As French society lost its illusions, so too did the purpose of art begin to seem less enchanted. The changes in Pellerin’s and Arnoux’s views about and involvement with art follow the changing social and political climates of the time. As capitalism and money began to dominate society, people began to make their fortunes rather than inherit them, and old ideas about beauty and art lost their resonance among the new middle-class. Flaubert sought to condemn the new bourgeoisie, who he believed were vacuous, and his depiction of the desecration of art is one way that he comments on the declining culture of the time.
Although Frédéric aspires to become a member of Paris’s high society, the company he hopes to join prove themselves to be disloyal in their allegiances, unpredictable in their whims, and shallow in their concerns, which creates an overall sense of how inane this community is. Flaubert intended Sentimental Education to paint a satirical picture of this privileged segment of the population, a decision that led to anger and poor reviews when the book was published. Examples of the capriciousness and vacuity of society appear throughout the novel, but we see them most clearly in the social gatherings at the Dambreuses’ house.
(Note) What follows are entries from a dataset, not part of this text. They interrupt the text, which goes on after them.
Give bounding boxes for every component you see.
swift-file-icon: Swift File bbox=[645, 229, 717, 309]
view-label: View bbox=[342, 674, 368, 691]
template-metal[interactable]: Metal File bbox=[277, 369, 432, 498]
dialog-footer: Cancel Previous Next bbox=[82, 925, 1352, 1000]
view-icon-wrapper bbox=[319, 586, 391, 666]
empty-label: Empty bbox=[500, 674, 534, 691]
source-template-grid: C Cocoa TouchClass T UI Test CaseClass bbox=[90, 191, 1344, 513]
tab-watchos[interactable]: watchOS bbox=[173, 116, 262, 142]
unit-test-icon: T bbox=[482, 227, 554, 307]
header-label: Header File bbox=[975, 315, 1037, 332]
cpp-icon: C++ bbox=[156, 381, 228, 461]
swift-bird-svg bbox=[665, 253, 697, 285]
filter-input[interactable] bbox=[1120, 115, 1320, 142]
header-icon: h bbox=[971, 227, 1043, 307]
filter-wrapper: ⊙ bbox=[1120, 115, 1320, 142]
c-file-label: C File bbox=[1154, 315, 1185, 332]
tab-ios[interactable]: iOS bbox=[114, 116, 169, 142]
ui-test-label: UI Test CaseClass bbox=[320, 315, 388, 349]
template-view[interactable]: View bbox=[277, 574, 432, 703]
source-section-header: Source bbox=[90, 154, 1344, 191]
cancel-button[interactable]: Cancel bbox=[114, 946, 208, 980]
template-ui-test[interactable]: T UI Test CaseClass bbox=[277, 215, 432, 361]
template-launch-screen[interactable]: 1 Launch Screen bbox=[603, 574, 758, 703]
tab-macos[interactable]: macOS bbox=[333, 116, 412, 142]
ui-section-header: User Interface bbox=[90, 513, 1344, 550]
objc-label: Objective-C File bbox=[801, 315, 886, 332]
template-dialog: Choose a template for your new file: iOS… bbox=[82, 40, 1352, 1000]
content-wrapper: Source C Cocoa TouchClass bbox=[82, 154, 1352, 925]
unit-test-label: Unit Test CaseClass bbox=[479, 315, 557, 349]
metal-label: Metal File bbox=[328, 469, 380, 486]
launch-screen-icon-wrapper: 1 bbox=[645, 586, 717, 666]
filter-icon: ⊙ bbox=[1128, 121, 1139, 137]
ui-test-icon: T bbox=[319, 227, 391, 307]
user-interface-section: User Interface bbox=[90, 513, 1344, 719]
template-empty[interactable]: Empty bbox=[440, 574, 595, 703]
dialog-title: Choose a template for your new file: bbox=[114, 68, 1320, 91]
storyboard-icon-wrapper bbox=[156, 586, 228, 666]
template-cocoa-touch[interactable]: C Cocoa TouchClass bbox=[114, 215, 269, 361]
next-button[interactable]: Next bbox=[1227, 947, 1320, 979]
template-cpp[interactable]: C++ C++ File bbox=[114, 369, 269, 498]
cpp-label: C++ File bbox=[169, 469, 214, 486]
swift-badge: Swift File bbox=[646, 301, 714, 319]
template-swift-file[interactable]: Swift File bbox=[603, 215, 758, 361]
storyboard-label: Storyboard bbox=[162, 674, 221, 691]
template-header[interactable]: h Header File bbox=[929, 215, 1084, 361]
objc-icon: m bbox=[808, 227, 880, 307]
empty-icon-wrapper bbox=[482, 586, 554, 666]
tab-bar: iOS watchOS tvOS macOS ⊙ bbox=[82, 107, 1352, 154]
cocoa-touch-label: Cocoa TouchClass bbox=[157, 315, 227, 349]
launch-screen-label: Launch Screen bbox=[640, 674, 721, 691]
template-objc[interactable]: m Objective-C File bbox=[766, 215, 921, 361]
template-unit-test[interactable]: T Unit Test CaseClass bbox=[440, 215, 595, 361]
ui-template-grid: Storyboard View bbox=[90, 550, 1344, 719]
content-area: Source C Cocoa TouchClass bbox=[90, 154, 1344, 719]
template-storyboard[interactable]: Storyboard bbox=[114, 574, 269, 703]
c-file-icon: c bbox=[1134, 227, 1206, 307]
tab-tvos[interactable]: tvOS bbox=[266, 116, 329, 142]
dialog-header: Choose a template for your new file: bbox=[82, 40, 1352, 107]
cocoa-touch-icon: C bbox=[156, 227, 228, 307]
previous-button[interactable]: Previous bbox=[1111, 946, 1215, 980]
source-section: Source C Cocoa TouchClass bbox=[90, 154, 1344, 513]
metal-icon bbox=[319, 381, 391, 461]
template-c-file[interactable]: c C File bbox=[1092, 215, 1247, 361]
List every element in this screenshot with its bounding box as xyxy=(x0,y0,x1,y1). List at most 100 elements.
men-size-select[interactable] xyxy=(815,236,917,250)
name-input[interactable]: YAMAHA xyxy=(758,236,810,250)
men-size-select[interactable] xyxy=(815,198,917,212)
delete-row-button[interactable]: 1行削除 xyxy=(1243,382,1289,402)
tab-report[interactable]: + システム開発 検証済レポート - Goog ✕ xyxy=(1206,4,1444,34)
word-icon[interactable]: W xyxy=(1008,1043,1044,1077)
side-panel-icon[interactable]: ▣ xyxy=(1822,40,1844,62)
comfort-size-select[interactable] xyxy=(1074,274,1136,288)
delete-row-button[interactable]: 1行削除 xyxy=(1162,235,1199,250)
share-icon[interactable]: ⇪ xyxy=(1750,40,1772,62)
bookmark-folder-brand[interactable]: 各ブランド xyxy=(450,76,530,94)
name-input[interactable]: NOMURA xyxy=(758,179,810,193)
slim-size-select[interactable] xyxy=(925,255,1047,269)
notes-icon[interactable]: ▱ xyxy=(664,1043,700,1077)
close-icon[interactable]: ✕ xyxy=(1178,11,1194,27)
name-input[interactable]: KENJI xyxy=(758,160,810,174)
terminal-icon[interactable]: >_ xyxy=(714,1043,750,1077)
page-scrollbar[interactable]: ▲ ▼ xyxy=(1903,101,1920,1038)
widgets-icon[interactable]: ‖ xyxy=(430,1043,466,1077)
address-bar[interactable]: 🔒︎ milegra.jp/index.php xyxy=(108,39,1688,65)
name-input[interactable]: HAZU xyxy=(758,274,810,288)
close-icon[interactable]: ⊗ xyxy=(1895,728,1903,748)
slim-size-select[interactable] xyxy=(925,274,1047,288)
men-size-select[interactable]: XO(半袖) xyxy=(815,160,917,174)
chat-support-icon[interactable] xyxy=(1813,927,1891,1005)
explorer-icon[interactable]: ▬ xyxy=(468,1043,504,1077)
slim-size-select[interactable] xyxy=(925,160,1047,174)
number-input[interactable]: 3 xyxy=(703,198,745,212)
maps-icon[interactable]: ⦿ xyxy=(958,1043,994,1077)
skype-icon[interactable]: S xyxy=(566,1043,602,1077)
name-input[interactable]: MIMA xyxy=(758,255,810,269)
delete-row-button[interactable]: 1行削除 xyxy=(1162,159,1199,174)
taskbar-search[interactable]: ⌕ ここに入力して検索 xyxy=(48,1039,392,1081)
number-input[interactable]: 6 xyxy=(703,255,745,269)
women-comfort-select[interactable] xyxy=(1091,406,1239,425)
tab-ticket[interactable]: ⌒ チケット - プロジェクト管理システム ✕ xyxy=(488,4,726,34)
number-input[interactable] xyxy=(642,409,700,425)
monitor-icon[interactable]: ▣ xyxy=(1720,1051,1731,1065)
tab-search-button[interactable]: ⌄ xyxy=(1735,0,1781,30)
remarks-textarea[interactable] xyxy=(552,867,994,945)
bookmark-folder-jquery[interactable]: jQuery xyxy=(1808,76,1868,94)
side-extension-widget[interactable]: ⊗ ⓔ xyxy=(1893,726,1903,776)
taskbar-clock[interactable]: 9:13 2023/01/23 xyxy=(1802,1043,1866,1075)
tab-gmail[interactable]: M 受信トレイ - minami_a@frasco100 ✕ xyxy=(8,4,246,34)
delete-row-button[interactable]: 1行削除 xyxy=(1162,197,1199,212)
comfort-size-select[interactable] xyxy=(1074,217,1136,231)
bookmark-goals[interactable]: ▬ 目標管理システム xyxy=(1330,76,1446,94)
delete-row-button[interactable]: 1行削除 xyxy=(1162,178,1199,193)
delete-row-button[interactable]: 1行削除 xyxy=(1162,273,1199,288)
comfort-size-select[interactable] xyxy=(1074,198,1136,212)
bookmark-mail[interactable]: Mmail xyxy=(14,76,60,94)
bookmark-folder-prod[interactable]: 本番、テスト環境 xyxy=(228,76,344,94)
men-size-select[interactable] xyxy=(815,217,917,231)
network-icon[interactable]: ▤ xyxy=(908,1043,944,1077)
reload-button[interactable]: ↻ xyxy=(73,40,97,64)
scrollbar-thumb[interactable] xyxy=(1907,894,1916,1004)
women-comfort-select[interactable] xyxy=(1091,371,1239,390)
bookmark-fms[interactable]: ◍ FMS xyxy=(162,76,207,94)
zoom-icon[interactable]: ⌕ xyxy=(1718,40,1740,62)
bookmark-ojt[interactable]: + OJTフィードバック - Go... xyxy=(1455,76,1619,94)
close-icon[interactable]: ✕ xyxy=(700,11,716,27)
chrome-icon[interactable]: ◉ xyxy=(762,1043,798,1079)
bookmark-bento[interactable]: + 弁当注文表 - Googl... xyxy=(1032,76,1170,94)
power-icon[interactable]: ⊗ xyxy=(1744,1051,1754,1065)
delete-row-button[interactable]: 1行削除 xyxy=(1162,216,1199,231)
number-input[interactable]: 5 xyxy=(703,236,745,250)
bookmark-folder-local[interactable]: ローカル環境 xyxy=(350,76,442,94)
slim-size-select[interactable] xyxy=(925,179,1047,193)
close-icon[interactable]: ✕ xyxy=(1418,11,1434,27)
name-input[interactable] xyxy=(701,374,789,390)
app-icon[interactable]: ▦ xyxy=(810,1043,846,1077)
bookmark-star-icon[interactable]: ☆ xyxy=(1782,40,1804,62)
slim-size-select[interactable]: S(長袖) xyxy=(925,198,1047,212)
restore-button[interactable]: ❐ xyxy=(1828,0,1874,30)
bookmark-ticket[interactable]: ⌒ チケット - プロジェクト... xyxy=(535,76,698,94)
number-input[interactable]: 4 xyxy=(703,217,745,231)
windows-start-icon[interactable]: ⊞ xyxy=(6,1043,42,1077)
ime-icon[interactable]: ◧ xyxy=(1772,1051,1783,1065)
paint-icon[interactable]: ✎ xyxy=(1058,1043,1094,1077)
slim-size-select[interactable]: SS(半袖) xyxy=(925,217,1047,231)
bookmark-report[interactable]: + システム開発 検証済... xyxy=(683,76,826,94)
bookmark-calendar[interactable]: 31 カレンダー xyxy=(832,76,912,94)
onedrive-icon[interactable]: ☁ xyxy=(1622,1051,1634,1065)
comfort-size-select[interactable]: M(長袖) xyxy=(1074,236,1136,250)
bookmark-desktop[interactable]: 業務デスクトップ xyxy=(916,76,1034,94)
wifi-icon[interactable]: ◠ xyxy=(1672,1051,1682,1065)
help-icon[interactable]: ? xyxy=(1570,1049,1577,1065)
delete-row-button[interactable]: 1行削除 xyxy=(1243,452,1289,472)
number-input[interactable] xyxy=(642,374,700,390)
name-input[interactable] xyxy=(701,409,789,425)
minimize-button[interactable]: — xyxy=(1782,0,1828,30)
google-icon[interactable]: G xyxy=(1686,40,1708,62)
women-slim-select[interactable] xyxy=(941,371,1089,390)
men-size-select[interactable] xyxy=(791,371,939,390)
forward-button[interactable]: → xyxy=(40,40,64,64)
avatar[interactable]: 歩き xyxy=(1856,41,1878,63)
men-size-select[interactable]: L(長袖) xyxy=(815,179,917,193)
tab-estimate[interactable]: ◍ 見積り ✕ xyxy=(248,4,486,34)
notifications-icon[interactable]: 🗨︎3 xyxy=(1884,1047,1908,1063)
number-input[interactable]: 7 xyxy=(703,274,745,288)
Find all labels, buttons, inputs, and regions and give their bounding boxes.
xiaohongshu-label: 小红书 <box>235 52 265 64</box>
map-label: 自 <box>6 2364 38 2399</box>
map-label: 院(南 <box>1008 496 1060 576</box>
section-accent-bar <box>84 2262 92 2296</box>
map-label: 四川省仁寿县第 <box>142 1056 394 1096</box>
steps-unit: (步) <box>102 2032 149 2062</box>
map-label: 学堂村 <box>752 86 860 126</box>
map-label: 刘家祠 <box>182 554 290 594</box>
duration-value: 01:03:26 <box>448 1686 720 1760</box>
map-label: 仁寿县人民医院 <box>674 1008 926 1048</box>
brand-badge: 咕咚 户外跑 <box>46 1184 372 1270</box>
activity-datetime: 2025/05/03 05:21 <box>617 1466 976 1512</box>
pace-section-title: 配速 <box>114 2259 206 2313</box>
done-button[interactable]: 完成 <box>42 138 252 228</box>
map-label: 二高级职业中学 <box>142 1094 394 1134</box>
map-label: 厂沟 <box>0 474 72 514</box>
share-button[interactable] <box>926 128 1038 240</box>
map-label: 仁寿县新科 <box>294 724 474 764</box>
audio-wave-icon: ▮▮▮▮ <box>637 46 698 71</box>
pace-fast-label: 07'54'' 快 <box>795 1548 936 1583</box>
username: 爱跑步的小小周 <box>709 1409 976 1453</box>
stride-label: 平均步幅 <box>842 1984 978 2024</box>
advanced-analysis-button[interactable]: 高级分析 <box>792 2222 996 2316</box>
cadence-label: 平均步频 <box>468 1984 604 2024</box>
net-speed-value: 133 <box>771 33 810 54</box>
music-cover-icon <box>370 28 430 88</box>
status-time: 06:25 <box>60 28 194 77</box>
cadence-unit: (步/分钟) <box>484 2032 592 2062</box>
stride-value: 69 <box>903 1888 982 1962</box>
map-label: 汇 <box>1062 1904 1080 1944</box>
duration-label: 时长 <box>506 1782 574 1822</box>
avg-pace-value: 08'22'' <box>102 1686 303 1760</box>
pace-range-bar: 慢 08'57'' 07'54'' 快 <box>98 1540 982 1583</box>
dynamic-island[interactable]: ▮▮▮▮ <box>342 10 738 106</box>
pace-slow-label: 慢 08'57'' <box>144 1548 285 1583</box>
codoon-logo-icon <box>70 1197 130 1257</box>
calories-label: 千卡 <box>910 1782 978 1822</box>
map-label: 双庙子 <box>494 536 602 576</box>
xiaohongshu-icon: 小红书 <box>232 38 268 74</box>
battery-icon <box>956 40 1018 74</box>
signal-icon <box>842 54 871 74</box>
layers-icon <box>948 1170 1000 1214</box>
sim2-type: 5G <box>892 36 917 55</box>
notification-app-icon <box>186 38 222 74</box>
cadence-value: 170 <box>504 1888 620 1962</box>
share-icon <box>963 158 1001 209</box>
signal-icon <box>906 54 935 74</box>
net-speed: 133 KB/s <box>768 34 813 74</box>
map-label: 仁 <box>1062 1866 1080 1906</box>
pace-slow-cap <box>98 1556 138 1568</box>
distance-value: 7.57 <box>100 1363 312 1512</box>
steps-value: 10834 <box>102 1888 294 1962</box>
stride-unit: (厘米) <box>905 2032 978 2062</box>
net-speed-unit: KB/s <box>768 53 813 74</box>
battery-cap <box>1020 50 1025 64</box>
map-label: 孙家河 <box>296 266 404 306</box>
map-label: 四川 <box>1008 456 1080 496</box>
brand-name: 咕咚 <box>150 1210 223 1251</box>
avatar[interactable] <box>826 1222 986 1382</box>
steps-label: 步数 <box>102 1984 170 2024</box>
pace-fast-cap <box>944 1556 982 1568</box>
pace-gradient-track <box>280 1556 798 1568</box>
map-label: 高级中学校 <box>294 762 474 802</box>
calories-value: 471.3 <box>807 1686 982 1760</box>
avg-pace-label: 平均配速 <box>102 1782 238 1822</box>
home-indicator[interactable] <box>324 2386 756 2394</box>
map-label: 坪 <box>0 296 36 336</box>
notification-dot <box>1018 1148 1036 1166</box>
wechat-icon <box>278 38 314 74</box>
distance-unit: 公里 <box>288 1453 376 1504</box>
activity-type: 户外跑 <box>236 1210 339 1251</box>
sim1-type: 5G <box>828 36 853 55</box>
There, talk rarely leaves the realm of gossip and silliness, and even Frédéric—always willing to indulge this society because of his yearning to be part of it—is shocked and appalled. He describes the conversation as “aimless, lifeless, and inconsequential,” yet still strives to become part of it. Although these people seem banal to him, he still yearns for their approval.
The flagrant infidelities and convoluted affairs add to the argument that this society is foolish and comical. The romantic liaisons change quickly and become almost impossible to follow. Rosanette is kept by Oudry, then Arnoux; Frédéric somehow competes with Delmar, but we’re never entirely sure what Delmar’s role is. Madame Dambreuse competes with Cecile, her husband’s illegitimate daughter, for Martinon, then takes Frédéric as her lover. Arnoux, Mademoiselle Vatnaz, and others in their crowd have stories just as involved. All the bed hopping, cheating, stealing, and lying create an unflattering portrait of a society that believes itself to be superior to the masses and of the highest decorum, decency, and class.